3. Finding the right answers — faster

Sites such as Google and Wikipedia changed the game for accessing knowledge. Swappable identities and lenses will be the next step, a move from centralized repositories to well-orchestrated, distributed collective intelligence.

Now, information can be customized. Are you curious about how the best coders tackled or are tackling problems you face now? Because this technology is driven by advanced artificial intelligence algorithms, answers will be just as fast as today’s search engines. But unlike search engines, it will also provide all-important context: a person’s biases, record, and standing in the industry and in the wider world.

And keep in mind that such systems can learn from experience.
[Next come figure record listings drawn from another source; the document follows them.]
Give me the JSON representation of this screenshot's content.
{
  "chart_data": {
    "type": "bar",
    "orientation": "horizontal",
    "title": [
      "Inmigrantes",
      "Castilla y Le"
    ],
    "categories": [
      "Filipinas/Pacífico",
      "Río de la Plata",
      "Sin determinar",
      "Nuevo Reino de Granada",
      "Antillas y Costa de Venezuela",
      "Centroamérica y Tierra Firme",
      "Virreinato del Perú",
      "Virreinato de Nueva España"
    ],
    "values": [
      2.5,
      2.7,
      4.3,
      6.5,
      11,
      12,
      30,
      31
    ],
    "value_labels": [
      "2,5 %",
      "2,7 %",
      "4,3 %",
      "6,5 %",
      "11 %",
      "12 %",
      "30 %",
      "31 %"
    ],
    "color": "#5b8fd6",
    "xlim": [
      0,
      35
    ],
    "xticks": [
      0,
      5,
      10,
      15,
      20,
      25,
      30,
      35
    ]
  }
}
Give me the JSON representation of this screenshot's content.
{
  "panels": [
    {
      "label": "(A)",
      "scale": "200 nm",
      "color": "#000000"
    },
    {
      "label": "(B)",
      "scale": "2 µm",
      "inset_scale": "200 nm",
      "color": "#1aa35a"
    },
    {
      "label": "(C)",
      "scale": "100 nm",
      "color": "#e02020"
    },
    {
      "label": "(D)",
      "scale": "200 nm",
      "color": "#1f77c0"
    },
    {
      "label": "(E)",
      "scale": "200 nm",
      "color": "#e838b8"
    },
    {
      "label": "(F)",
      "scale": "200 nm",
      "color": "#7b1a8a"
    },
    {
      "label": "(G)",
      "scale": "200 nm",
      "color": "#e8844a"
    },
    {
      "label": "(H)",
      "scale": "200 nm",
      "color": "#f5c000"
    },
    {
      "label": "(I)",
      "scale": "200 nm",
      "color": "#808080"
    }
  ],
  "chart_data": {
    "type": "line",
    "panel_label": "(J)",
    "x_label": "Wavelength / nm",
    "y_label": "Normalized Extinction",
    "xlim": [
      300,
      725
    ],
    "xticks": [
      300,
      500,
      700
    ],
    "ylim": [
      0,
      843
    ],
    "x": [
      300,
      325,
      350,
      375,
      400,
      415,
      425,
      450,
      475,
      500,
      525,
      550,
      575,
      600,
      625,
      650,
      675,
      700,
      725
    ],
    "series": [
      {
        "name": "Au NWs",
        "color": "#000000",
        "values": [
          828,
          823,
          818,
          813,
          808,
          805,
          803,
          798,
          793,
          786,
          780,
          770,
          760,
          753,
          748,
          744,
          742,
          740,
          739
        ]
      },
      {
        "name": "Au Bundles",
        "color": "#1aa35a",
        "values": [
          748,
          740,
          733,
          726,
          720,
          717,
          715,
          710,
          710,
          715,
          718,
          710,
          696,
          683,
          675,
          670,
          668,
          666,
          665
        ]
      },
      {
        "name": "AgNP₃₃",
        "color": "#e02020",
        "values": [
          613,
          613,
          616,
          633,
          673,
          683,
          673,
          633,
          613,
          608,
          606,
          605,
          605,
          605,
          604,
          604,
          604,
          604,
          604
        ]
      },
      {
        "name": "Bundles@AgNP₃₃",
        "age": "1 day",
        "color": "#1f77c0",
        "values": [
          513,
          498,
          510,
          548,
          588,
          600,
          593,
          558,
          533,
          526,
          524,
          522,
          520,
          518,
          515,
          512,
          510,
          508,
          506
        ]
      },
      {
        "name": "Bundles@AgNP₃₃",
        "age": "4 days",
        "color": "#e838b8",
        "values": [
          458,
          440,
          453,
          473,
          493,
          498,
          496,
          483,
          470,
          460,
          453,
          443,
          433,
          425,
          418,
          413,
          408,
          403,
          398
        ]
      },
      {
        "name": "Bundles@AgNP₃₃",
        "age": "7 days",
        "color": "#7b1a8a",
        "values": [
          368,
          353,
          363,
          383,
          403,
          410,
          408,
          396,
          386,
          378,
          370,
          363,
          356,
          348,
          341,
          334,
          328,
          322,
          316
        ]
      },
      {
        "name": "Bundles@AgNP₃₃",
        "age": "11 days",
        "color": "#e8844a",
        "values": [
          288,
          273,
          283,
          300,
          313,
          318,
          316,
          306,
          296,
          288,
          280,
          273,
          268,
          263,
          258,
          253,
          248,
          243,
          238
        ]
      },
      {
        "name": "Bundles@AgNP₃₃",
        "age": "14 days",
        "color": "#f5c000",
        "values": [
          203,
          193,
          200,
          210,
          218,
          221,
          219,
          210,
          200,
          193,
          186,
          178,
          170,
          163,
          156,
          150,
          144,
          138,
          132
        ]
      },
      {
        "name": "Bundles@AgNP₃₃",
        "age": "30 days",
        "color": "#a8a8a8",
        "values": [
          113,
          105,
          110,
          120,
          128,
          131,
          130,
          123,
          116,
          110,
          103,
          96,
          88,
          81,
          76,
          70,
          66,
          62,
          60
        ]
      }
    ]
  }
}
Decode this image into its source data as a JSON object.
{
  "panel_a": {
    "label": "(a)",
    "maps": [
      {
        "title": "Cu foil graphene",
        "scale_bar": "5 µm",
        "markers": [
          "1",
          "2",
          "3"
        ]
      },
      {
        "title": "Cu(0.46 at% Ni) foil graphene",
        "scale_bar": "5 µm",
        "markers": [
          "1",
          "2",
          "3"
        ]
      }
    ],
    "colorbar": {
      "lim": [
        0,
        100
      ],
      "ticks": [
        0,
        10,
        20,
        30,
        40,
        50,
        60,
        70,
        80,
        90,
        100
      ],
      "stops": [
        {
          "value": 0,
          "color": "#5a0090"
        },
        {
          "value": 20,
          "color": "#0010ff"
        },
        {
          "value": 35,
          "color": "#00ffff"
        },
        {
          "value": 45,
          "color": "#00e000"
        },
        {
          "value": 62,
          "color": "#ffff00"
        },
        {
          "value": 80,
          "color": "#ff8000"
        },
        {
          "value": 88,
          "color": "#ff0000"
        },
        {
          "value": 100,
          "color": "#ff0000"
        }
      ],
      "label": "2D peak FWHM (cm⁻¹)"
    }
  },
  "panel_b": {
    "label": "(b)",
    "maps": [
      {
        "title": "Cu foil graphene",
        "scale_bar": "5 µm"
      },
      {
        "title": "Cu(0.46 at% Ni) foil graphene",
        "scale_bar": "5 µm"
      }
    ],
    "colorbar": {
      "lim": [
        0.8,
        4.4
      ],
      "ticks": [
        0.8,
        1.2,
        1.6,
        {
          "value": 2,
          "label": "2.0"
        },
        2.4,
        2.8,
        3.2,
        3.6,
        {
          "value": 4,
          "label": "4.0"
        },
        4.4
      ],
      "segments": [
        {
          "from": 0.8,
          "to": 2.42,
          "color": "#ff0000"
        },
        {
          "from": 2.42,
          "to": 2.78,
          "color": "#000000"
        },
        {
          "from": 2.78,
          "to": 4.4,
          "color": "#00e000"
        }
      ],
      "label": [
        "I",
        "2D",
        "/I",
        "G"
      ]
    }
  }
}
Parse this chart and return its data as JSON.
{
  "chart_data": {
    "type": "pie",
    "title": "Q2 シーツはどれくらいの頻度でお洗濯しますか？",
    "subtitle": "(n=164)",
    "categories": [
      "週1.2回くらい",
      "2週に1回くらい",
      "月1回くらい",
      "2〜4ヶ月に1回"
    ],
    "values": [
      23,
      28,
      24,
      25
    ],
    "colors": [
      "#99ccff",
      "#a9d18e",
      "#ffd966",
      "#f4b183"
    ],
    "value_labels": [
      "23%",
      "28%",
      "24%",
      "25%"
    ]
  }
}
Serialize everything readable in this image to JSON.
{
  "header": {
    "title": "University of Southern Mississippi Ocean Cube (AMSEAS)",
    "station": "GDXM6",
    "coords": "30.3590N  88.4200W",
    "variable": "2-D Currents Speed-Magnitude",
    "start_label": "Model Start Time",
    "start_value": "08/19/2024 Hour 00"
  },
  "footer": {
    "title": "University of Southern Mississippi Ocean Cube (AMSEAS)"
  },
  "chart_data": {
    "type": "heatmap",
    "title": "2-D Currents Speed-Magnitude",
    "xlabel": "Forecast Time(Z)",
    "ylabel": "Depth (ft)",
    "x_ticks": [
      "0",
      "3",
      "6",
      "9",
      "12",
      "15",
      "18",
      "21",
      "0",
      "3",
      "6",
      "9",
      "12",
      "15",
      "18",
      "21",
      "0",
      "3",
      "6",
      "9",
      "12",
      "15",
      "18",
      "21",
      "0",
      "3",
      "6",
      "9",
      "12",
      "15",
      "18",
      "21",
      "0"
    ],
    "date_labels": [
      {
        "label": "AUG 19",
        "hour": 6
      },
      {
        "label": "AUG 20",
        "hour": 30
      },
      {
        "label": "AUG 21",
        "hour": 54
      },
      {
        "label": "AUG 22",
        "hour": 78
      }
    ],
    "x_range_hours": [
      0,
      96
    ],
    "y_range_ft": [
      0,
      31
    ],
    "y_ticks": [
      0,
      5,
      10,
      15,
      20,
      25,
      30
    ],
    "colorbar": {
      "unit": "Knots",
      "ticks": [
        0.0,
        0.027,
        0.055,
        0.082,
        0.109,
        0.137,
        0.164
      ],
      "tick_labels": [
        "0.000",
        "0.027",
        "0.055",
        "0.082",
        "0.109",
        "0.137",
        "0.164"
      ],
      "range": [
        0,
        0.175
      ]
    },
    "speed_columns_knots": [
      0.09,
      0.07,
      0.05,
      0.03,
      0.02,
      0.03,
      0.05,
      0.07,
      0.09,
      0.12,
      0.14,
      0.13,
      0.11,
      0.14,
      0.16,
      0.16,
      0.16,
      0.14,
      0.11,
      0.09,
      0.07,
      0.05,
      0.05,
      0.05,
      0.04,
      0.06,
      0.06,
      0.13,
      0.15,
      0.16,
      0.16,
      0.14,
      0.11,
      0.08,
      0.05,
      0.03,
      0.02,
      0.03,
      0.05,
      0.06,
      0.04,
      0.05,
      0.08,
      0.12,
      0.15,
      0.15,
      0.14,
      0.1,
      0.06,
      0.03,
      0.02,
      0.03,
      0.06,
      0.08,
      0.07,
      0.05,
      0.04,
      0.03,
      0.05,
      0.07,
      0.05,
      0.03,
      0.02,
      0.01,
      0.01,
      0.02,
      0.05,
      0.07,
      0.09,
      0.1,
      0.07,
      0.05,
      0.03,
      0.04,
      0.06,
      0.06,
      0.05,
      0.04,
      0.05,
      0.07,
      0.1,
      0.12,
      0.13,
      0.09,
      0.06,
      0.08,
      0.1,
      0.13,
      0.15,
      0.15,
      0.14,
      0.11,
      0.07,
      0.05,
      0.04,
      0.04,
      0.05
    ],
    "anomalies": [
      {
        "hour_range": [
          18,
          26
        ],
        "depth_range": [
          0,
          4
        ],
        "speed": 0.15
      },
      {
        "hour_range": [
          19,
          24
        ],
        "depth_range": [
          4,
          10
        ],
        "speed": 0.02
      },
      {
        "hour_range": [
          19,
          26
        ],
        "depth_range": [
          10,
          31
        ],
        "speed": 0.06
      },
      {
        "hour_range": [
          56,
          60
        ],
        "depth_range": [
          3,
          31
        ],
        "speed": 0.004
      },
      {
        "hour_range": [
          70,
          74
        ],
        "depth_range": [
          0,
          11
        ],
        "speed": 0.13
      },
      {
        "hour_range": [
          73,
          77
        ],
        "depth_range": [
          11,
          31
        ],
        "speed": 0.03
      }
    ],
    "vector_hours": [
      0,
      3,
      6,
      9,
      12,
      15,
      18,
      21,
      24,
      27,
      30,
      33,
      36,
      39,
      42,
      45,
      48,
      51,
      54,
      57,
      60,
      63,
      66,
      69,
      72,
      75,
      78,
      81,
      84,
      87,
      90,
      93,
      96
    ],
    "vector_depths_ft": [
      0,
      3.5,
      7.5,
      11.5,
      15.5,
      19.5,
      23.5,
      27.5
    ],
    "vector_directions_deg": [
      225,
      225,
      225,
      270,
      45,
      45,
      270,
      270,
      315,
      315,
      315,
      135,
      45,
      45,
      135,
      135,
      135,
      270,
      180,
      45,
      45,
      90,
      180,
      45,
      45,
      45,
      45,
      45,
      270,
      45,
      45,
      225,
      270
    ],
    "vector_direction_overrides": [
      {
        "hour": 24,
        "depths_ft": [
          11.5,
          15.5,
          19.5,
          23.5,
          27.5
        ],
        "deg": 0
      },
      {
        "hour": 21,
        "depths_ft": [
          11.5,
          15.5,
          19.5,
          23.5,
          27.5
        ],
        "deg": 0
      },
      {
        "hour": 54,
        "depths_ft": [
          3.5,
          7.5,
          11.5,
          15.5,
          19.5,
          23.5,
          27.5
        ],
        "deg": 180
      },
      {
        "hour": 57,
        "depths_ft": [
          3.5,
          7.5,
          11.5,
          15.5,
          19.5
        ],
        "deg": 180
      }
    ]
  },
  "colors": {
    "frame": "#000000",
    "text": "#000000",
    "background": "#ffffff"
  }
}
With ways to provide feedback, these systems can be quickly trained to curate responses to your needs and keep answers accurate to the persona but focused on what matters to you.

For all these reasons, swappable identities are poised to be a new frontier for tech executives. Be on the lookout for opportunities to adopt the first offerings early and integrate them into your workflow over time.

Before long, the idea of working without your “team” of virtual advisors will seem as odd as any executive working without a personal staff.